Über einen Zeitraum von fünf Jahren begleitete der Regisseur den Architekten Frank Gehry mit einer handlichen DV-Kamera. Er führte Gespräche mit Weggefährten, Bauherren, Lehrmeistern und Widersachern, beobachtete seinen Protagonisten in Arbeitssituationen und privaten Begegnungen. Daneben verführt „Sketches of Frank Gehry“ mit virtuosen Sequenzen, die die Fremdheit und haptische Qualität von Gehrys Arbeiten unmittelbar transportieren. Zu den Mitwirkenden vor der Kamera gehören u.a. der Schauspieler Dennis Hopper, der Musiker Bob Geldof, der Architekt Philipp Johnson, der Künstler Julian Schnabel und der ehemalige Walt-Disney-Chef Michael Eisner.
Zum Abschluss laden die Veranstalter (bei gutem Wetter auf die Dachterrasse) zu einer ungezwungenen Diskussion über Baukultur, Stadtentwicklung und die Arbeit von Architekten ein.
Termin: 24. März 2010, 20 Uhr
Ort ehemaliges Mondo, Neumarkt 7
Eintritt: 5 €/ ermäßigt 4 €
Nach der unerwartet großen Resonanz mit über 100 Besuchen beim Auftakt verwandelt der Filmclub Baukultur - eine Kooperation von martini|50 Forum für Architektur und Design und dem UNABHÄNGIGEN FILMFEST OSNABRÜCK den nächsten Raum in ein temporäres Kino.
Der zweite Teil der vierteiligen Veranstaltungsreihe präsentiert am 17. März 2010 um 20 Uhr in der Dielinger Straße 29 (Erdgeschoss, ehem.
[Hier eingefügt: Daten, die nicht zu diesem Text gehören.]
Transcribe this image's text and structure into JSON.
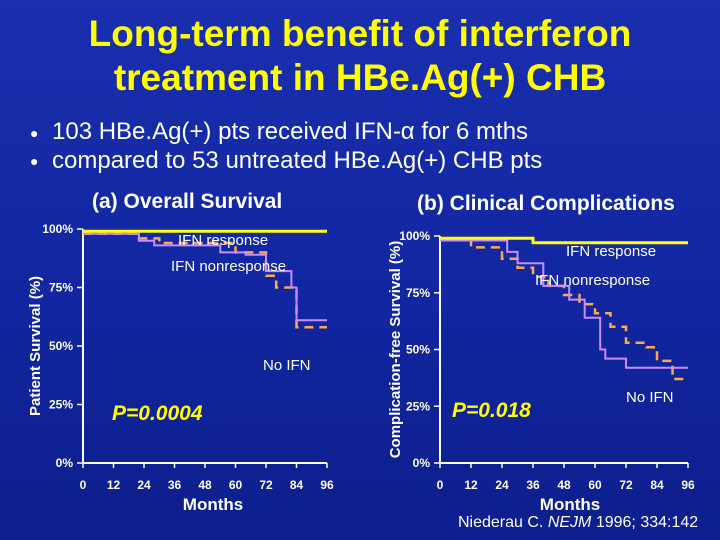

China Restaurant) die Dokumentation „Schindlers Häuser“. Im Film portraitiert der Berliner Regisseur Heinz Emigholz 40 Bauwerke des österreichisch-amerikanischen Architekten Rudolph Schindler aus den Jahren 1921-1952. Alle Aufnahmen zum Film wurden 2006 in Los Angeles gemacht und bilden ein aktuelles Porträt städtischen Wohnens in Südkalifornien, wo Schindler mit seiner pionierhaften Arbeit einen eigenen Zweig der architektonischen Moderne entwickelte.
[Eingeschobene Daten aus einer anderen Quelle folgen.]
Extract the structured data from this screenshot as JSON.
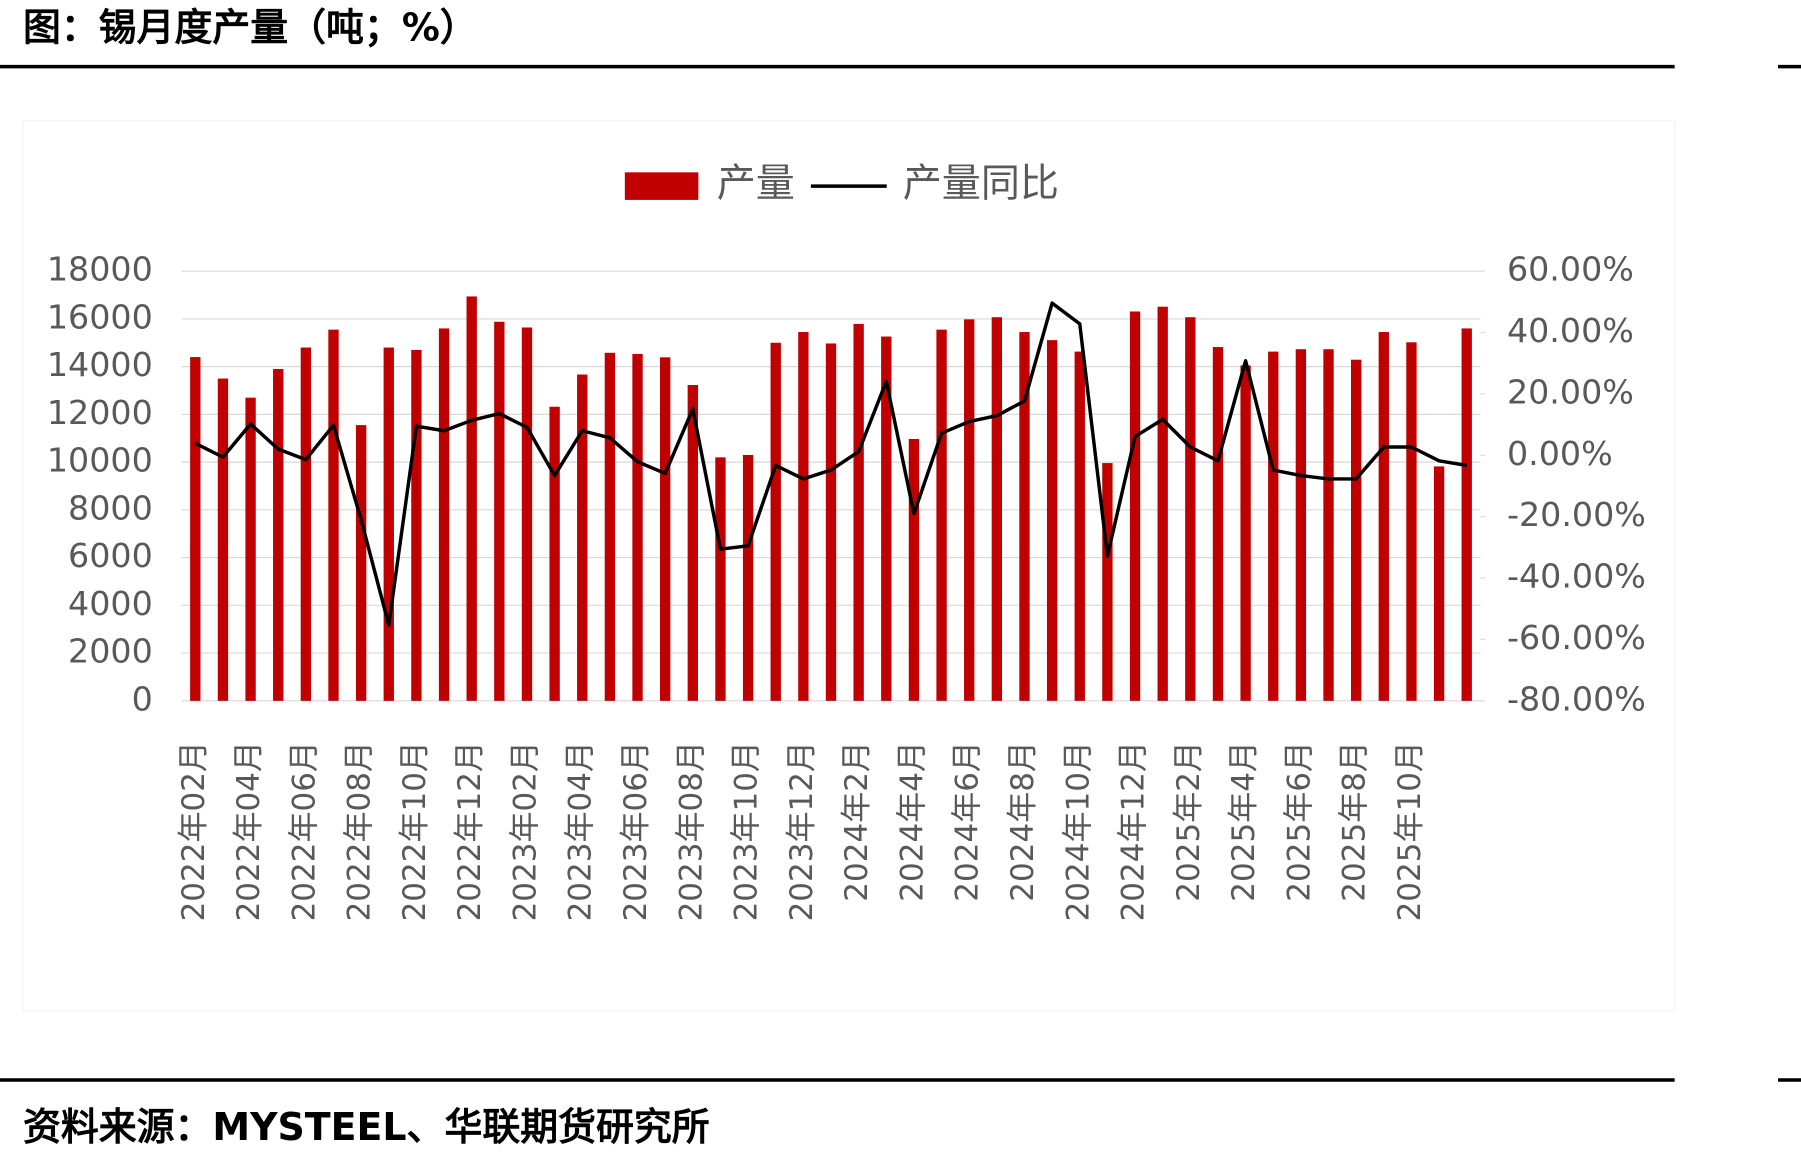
{
  "chart_data": {
    "type": "bar_line",
    "title": "图：锡月度产量（吨；%）",
    "source": "资料来源：MYSTEEL、华联期货研究所",
    "categories": [
      "2022年02月",
      null,
      "2022年04月",
      null,
      "2022年06月",
      null,
      "2022年08月",
      null,
      "2022年10月",
      null,
      "2022年12月",
      null,
      "2023年02月",
      null,
      "2023年04月",
      null,
      "2023年06月",
      null,
      "2023年08月",
      null,
      "2023年10月",
      null,
      "2023年12月",
      null,
      "2024年2月",
      null,
      "2024年4月",
      null,
      "2024年6月",
      null,
      "2024年8月",
      null,
      "2024年10月",
      null,
      "2024年12月",
      null,
      "2025年2月",
      null,
      "2025年4月",
      null,
      "2025年6月",
      null,
      "2025年8月",
      null,
      "2025年10月",
      null,
      null
    ],
    "series": [
      {
        "name": "产量",
        "type": "bar",
        "color": "#c00000",
        "values": [
          14400,
          13500,
          12700,
          13900,
          14800,
          15550,
          11550,
          14800,
          14700,
          15600,
          16940,
          15880,
          15640,
          12320,
          13670,
          14580,
          14530,
          14390,
          13230,
          10200,
          10300,
          15000,
          15450,
          14970,
          15790,
          15260,
          10970,
          15550,
          15980,
          16070,
          15450,
          15110,
          14630,
          9960,
          16310,
          16510,
          16070,
          14820,
          14050,
          14630,
          14730,
          14730,
          14290,
          15450,
          15020,
          9820,
          15600
        ]
      },
      {
        "name": "产量同比",
        "type": "line",
        "color": "#000000",
        "axis": "y2",
        "values": [
          3.9,
          -0.6,
          10.2,
          2,
          -1.4,
          9.8,
          -21,
          -55.3,
          9.5,
          8,
          11.4,
          13.6,
          9.1,
          -6.6,
          8,
          5.7,
          -2.1,
          -5.9,
          15.1,
          -30.6,
          -29.5,
          -3.3,
          -7.7,
          -4.8,
          1.2,
          24.1,
          -19,
          7.2,
          11,
          12.9,
          17.7,
          49.6,
          42.8,
          -32.8,
          6.1,
          11.7,
          2.7,
          -1.8,
          30.8,
          -4.8,
          -6.6,
          -7.7,
          -7.7,
          2.7,
          2.7,
          -1.8,
          -3.3
        ]
      }
    ],
    "ylim": [
      0,
      18000
    ],
    "yticks": [
      0,
      2000,
      4000,
      6000,
      8000,
      10000,
      12000,
      14000,
      16000,
      18000
    ],
    "y2lim": [
      -80,
      60
    ],
    "y2ticks": [
      {
        "value": -80,
        "label": "-80.00%"
      },
      {
        "value": -60,
        "label": "-60.00%"
      },
      {
        "value": -40,
        "label": "-40.00%"
      },
      {
        "value": -20,
        "label": "-20.00%"
      },
      {
        "value": 0,
        "label": "0.00%"
      },
      {
        "value": 20,
        "label": "20.00%"
      },
      {
        "value": 40,
        "label": "40.00%"
      },
      {
        "value": 60,
        "label": "60.00%"
      }
    ],
    "grid": true,
    "legend": "top"
  }
}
Prof. Dirk Manzke von der FH Osnabrück gibt vorab eine Einführung in das Leben und Werk von Rudolf Schindler.
Zum Abschluss laden die Veranstalter zu einer ungezwungenen Diskussion über Baukultur, Stadtentwicklung und die Arbeit von Architekten ein.
Termin: 17. März 2010, 20 Uhr
Ort: Dielinger Straße 29, (Erdgeschoss, ehem. China Restaurant)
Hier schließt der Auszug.